Bij dit bericht vindt u ook een overzicht van de implementatiestatus van het UBO-register in 17 EU/EER-landen. Dit overzicht is gebaseerd op een door PwC uitgevoerd onderzoek naar de invoering van het UBO-register in deze landen.

De bestrijding van terrorismefinanciering en witwaspraktijken is een belangrijke wereldwijde uitdaging en daar zijn soms vergaande maatregelen voor nodig. Hiervoor wordt onder andere een openbare registratie van uiteindelijk belanghebbenden (UBO’s) ingezet, zodat niet alleen voor bevoegde autoriteiten en toezichthouders, maar voor iedereen transparant wordt wie de privépersonen achter entiteiten zijn. Bij de totstandkoming van deze registratieverplichting in het EU-Parlement en in de Tweede Kamer is grotendeels voorbijgegaan aan de vraag hoe deze openbare vorm zich verhoudt tot de privacy van degenen die worden geregistreerd. De vereiste toets of de inbreuk op het recht op privacy gerechtvaardigd is, is niet adequaat uitgevoerd.

Wat betekent dit voor u?

Als u ‘uiteindelijk’ meer dan 25% belang hebt in een entiteit zoals een bv, dan moet u als UBO worden geregistreerd. ‘Uiteindelijk’ wil zeggen dat het niet uitmaakt of u direct aandeelhouder bent, of dat u het belang via andere entiteiten houdt zoals een houdstervennootschap. Ook maakt het niet uit of het gaat om eigendom of enkel zeggenschap, beide belangen tellen mee en beide belangen kunnen leiden tot een bestempeling als UBO. Als er op basis van eigendom of zeggenschap geen UBO kan worden aangewezen, dan moet iemand van het hoger leidinggevend personeel als pseudo-UBO worden geregistreerd.

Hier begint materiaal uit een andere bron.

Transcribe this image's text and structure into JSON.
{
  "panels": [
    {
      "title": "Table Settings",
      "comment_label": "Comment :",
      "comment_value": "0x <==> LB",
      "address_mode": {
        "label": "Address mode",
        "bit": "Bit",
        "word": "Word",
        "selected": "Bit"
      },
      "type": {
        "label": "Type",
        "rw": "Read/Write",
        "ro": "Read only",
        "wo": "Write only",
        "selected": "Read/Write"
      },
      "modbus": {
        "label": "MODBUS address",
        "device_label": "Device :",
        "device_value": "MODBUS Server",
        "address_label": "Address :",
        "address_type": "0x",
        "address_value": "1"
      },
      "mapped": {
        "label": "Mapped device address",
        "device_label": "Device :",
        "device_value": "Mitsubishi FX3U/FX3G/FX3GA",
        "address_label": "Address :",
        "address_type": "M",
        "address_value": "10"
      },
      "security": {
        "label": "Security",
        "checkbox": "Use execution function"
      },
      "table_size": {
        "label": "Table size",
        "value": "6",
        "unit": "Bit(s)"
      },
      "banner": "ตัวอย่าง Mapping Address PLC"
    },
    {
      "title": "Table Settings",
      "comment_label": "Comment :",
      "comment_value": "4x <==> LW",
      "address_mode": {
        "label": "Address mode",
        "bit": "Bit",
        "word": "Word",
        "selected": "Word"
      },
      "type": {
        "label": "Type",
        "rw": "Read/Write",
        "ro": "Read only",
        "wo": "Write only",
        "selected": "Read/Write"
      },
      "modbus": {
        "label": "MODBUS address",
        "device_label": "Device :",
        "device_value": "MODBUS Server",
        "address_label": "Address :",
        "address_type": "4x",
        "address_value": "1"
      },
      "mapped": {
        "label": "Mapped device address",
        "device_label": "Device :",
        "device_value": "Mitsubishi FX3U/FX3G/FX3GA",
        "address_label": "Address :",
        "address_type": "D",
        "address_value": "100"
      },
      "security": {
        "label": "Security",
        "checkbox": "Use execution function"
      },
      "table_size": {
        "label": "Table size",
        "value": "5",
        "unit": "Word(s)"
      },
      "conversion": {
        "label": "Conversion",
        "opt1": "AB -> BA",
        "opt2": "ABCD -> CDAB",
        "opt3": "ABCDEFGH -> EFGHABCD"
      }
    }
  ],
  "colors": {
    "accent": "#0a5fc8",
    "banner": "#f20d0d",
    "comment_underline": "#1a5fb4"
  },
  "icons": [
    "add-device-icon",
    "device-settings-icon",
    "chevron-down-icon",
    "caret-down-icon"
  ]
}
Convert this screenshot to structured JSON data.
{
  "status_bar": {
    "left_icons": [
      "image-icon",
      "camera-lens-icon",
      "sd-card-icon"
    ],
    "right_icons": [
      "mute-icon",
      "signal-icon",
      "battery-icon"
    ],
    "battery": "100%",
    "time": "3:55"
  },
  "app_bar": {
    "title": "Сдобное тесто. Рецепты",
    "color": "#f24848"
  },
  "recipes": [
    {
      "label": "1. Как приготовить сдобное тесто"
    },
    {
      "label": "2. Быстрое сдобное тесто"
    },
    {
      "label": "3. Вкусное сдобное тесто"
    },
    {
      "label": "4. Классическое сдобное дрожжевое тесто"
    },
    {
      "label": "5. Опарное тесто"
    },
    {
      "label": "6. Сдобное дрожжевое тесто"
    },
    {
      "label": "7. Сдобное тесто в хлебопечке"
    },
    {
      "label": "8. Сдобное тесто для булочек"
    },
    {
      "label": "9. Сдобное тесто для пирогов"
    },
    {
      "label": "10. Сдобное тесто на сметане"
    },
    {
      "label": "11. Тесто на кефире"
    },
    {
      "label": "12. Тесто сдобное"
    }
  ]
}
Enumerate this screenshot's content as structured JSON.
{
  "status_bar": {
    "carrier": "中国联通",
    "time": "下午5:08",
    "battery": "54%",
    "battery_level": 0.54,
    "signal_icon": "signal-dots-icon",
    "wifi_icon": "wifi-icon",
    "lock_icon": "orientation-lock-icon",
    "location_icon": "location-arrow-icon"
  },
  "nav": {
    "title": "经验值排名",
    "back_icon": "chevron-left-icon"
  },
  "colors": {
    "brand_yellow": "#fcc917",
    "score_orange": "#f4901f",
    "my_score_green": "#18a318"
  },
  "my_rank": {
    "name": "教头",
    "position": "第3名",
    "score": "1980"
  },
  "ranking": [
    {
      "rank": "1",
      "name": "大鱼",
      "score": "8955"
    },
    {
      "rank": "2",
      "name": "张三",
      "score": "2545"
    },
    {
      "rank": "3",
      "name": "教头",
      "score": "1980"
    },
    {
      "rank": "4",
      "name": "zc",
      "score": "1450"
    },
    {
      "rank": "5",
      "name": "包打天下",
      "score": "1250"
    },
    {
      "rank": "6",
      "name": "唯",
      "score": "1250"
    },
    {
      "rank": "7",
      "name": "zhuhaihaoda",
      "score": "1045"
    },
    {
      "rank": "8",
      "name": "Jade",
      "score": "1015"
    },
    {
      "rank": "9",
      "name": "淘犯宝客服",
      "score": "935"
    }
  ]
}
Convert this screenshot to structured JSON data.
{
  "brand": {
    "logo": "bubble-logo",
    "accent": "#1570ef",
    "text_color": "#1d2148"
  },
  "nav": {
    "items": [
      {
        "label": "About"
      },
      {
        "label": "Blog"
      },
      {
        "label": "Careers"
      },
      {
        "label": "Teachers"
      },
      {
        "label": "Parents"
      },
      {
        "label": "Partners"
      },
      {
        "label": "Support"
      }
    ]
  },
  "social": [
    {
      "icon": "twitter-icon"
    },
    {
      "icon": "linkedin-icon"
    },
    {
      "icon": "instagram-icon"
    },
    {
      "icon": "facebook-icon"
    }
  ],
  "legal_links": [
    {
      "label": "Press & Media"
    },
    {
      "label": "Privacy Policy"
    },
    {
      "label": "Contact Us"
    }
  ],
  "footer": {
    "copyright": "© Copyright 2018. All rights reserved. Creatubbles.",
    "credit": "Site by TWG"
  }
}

De UBO-registratie is gedeeltelijk openbaar, uw naam, geboortemaand en -jaar, woonplaats, nationaliteit en de aard en omvang van uw belang zullen voor iedereen vindbaar worden. Als u UBO bent van een entiteit die bij de inwerkingtreding van het register reeds is ingeschreven in het Handelsregister, dan hebt u vanaf dat moment nog 18 maanden om ingeschreven te worden. Als u UBO bent van een nieuwe entiteit die na de inwerkingtreding wordt opgericht, dan moet u binnen een week na oprichting als UBO worden ingeschreven.

Het is nog onduidelijk wanneer deze registratieverplichting precies in werking treedt omdat de Eerste Kamer de Nederlandse implementatiewet nog moet goedkeuren. Op 28 januari 2020 gaat deze Kamer verder met de behandeling, daarom is de verwachting dat het Nederlandse UBO-register in maart 2020 in werking zal treden.

Het verplichte UBO-register voor trusts en soortgelijke juridische constructies - waar de UBO’s van onder andere het fonds voor gemene rekening in zullen worden geregistreerd - zou op grond van de EU-richtlijn vanaf 10 maart 2020 in alle lidstaten operationeel moeten zijn. In Nederland is echter aangekondigd dat het wetsvoorstel pas in juli 2020 komt.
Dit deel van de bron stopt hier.